Menurut Syekh Wahbah, dalam mazhab Maliki ada yang disebut sebagai perwalian umum dengan satu syarat, ia merupakan orang Islam. Orang ini dapat menjadi wali bagi beberapa kelompok orang, di antaranya adalah perempuan yang tidak memiliki nasab. Syekh Wahbah menyebut: “Perwalian umum: dimiliki dengan satu sebab, yaitu Islam. Perwalian ini untuk semua orang Islam. Yang melaksanakannya adalah salah satu dari mereka dengan cara seorang perempuan minta diwakilkan kepada salah seorang Islam untuk melaksanakan akad perkawinannya. Syaratnya, dia tidak memiliki bapak atau orang yang diwasiatkan oleh bapaknya; dan dia adalah perempuan rakyat jelata bukan seorang perempuan bangsawan. Perempuan rakyat jelata adalah perempuan yang tidak memiliki kecantikan, harta, nasab, kehormatan, dan keturunan. Orang yang tidak memiliki nasab adalah anak perempuan yang lahir hasil hubungan zina, atau syubhat atau budak perempuan yang dimerdekakan.” (Wahbah az-Zuhaili, Al-Fiqhul Islami wa Adillatuhu, [Beirut: Darul Fikr, t.t.], jilid IX, hal. 180).
Meskipun umumnya di Indonesia menggunakan mazhab Syafi’i dalam peraturan pernikahan, hanya saja dalam kasus penanya, akad yang digelar saat itu apabila ditinjau dalam mazhab Syafi’i tidak sah.

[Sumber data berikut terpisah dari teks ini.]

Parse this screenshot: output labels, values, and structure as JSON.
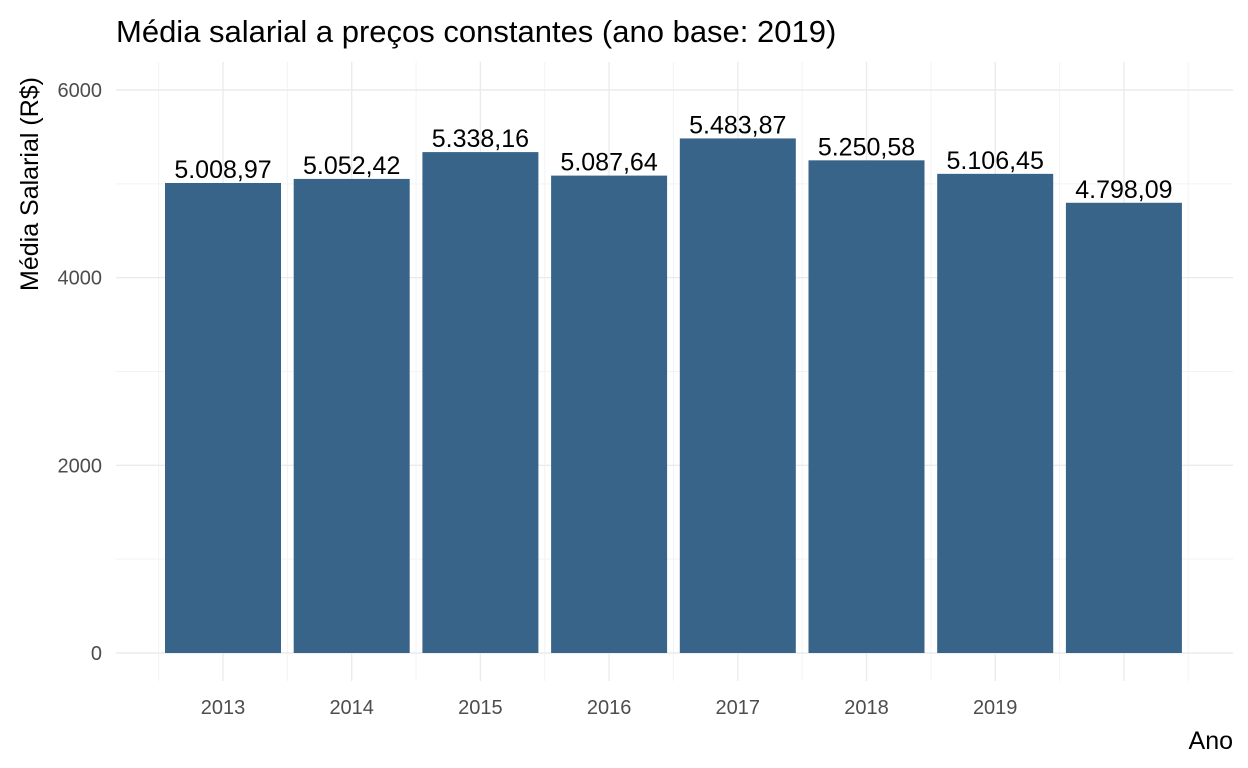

Hanya saja, pendapat dalam mazhab Maliki yang telah dijelaskan dapat menjadi alternatif bagi penanya, sehingga pernikahan pun menjadi sah. Demikianlah jawaban yang kami berikan, kiranya mohon maaf apabila ada kekurangan dan kesalahan kata. Wallahu a’lam (Ustadz Amien Nurhakim, Musyrif Pesantren Darus Sunnah Jakarta). (sumber: NU Online)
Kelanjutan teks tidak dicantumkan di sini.